Anabela Dias: The White Jar
Anabela’s project is a cover illustration for ‘The White Jar’, a tale of adult depression, told through a poetic language for children. The delicate illustration touches on the sensitivity of the story’s topic.
Alejandra Pérek: Hay monstruos en mi pueblo
Alejandra’s project is an illustrated book for children, with texts written by migrant children and victims of violence. Commissioned by Museo Casa de la Memoria, it is a document of the history and memory of the Bellavista Massacre in Colombia.
MENG-TE SHEN: A little shy boy who has just transferred to another school then he become more shy until…
This series of illustrations are inspired by the artist’s childhood memories and shyness, using a humorous and touching friendship between a little boy and a sloth.
qinlin yang: Loneliness
These illustrations show what it’s like to be a sensitive person experiencing loneliness. The dark, moody, mono-printed textures convey a feeling of being in an emotional black hole.
Ofra Amit: Undercover, a visual story about separation and reconciliation
This illustrated concertina book looks at the subject of separation and loss, in particular the things we lose in life but also the things we find.
Rachel James: Sometimes I Like To Be Alone
Rachel’s MA project is a children’s book that discusses loneliness, an emotion that children may find hard to process. These handmade, collaged illustrations examine the positive as well as negative aspects of being alone.

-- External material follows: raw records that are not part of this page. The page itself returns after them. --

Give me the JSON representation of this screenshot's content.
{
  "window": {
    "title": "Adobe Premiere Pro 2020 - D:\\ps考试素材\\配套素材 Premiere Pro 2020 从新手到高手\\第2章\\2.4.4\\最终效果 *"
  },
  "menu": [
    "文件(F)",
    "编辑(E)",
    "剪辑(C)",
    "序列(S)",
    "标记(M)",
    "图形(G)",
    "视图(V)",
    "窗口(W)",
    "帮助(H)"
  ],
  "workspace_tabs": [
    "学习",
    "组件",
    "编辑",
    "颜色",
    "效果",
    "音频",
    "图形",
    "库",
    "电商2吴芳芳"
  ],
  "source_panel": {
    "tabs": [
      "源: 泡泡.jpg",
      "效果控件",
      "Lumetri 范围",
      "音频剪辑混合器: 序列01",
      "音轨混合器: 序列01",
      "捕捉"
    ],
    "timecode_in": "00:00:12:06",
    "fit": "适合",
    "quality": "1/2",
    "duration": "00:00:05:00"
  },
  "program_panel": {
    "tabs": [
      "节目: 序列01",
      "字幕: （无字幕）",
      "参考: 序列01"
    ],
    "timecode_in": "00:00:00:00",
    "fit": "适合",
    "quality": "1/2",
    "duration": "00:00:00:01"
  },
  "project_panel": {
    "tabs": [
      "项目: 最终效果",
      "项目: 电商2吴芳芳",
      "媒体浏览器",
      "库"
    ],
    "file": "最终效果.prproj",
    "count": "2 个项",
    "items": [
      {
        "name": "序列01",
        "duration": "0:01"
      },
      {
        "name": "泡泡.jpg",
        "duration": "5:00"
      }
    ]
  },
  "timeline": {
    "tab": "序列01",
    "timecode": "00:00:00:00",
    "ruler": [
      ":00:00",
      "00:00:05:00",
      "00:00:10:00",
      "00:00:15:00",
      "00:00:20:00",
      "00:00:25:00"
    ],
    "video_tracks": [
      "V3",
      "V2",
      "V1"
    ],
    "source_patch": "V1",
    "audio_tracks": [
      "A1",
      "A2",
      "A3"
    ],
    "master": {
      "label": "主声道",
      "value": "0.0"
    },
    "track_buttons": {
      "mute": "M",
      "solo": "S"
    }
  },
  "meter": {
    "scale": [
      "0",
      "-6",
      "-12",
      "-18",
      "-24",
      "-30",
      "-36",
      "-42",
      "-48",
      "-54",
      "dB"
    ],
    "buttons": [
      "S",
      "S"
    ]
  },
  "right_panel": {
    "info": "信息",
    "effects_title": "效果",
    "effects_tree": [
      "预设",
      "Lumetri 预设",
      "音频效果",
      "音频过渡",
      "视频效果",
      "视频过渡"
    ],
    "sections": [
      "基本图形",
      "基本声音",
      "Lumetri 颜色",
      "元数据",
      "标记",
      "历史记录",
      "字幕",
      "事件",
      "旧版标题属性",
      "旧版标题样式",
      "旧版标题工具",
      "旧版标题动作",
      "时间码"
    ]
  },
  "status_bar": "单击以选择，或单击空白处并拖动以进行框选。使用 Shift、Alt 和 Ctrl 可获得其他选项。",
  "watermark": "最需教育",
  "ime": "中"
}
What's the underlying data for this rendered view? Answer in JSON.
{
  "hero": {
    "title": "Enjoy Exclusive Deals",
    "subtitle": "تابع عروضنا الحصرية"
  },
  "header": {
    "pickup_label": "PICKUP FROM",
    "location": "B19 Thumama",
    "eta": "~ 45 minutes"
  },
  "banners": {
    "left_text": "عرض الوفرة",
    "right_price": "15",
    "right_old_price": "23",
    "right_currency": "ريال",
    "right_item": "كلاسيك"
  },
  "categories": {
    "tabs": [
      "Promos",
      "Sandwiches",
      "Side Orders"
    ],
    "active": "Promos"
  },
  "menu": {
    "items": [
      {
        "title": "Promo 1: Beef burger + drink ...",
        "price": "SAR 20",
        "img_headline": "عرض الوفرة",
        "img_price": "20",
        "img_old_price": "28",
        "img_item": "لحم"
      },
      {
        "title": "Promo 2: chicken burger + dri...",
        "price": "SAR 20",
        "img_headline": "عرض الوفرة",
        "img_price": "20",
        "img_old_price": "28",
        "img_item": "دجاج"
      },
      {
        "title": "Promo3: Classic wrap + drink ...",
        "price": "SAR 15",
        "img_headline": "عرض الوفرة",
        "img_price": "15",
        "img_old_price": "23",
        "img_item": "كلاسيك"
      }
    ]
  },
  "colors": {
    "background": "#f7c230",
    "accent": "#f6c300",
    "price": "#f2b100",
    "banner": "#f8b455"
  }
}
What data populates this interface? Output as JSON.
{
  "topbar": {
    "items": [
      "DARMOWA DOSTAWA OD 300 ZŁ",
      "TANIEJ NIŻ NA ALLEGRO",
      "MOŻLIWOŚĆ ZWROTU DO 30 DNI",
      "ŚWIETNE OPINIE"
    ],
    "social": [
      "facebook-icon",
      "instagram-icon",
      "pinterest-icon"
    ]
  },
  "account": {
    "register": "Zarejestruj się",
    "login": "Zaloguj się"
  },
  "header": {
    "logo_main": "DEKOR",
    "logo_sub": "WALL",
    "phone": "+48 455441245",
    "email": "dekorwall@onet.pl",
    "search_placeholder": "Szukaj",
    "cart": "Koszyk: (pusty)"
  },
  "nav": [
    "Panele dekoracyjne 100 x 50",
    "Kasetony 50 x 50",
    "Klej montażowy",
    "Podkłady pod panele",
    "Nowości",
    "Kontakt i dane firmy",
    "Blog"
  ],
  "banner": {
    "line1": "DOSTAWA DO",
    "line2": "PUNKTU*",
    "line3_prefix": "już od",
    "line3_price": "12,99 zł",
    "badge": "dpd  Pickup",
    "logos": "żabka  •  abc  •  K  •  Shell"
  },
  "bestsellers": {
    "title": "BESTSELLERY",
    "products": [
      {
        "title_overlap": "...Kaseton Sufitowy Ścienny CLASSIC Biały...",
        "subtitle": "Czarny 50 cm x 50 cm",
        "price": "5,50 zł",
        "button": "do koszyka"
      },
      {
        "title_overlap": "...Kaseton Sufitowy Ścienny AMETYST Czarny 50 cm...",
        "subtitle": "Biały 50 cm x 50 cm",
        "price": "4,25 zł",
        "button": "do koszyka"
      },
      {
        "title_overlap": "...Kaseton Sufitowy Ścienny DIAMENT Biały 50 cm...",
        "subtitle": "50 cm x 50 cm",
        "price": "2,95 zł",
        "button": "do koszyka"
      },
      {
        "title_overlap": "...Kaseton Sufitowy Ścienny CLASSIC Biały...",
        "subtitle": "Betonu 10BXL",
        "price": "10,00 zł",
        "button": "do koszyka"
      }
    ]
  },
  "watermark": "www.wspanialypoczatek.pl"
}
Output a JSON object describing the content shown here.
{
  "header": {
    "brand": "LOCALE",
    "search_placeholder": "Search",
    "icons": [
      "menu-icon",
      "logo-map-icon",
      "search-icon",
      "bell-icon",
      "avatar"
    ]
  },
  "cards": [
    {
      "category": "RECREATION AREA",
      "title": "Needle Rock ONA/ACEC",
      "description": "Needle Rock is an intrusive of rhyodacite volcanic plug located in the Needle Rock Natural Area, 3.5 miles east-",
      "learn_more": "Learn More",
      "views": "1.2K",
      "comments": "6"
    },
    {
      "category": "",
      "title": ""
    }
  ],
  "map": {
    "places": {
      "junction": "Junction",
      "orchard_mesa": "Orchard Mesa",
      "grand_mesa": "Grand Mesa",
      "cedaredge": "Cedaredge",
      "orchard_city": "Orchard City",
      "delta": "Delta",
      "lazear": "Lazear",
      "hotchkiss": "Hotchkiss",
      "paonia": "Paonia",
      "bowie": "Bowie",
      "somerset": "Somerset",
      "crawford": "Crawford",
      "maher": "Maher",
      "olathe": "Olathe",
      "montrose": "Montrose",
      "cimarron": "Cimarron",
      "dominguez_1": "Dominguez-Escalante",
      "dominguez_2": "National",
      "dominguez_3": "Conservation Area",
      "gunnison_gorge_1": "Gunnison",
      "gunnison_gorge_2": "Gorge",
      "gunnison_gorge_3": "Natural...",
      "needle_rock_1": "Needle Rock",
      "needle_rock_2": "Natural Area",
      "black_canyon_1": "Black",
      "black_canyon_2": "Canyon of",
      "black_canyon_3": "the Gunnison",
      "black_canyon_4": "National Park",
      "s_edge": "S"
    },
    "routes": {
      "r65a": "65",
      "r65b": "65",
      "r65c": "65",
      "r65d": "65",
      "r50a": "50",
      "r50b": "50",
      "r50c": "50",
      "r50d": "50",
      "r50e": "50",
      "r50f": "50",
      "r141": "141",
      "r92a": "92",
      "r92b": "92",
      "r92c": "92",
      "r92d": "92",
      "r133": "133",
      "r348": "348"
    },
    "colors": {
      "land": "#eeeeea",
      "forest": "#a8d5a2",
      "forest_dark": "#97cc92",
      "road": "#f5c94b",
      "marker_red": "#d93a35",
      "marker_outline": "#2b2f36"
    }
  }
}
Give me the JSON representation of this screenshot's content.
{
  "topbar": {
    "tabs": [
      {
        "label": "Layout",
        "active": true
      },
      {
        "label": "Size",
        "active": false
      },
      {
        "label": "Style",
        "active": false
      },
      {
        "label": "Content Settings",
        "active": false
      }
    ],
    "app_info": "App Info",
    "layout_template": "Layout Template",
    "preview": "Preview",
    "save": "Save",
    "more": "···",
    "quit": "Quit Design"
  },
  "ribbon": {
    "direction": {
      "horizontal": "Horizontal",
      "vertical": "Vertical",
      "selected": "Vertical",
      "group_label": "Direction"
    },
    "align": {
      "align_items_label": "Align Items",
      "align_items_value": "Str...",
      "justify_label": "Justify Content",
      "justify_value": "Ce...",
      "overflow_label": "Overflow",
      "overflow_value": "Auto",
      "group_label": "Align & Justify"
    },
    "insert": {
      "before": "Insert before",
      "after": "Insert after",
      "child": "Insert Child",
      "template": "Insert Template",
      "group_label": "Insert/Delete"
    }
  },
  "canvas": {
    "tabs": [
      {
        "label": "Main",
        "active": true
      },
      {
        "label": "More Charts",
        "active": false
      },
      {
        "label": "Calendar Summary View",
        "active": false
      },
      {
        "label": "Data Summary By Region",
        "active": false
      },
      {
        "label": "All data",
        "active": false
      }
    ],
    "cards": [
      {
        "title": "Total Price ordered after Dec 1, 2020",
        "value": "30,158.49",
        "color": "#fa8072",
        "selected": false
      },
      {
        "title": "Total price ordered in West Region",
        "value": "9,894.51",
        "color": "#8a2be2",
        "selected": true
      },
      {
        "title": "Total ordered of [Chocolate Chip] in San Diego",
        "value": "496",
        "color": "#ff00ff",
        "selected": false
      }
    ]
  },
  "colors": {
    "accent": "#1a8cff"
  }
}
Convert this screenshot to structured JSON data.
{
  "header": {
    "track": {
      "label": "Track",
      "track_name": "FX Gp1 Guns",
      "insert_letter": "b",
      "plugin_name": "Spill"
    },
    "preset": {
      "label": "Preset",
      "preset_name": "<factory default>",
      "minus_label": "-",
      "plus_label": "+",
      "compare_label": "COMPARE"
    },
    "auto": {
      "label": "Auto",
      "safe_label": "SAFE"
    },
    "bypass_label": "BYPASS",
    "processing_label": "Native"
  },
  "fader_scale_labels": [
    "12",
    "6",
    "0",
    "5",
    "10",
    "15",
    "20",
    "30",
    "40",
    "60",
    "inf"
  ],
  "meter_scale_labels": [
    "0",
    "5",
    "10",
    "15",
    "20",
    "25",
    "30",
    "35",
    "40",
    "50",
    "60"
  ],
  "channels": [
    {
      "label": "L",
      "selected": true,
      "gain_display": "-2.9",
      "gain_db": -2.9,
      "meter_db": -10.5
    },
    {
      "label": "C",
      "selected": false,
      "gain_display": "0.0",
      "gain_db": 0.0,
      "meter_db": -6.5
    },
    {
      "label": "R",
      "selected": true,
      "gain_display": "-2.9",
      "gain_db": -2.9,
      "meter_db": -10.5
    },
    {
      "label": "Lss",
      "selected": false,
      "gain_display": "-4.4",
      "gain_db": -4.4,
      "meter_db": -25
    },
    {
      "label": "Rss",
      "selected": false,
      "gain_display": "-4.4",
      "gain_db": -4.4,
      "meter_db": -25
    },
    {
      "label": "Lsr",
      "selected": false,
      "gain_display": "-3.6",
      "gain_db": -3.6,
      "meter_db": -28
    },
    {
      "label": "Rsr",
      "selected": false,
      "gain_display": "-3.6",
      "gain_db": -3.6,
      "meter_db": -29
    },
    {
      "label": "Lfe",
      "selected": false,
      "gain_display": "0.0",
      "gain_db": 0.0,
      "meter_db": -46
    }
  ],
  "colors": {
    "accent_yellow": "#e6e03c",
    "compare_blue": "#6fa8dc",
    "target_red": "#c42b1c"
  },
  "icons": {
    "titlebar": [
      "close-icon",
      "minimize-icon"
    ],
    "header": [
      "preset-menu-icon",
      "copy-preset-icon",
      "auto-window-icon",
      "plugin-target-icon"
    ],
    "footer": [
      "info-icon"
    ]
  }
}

Annabella Orosz: CLOUD PILLOW- poem anthology about death and existence
Cloud Pillow is a book for children, aiming to help them to understand and process the loss of loved ones. These soft illustrations accompany the collected works of well-known Hungarian poets. The use of expansive landscapes and small figures offer a space for contemplation on the page.
Eva Wünsch & Luisa Stömer: Schwellenangst – Liegende Achten, der Tod und das Jetzt
The book “Schwellenangst” deals with the topics of dying, death and loss. Created by two illustrators working together, these multi-layered illustrations became an analogy for dealing with events being out of control and letting go.
Hayley Wells: The More Monster
The More Monster is a complex critique of consumer culture, presented in a playful way for children. The book offers young readers a sense of hope and empowerment, with a vision for a better world in the face of the injustices of climate change and consumer culture.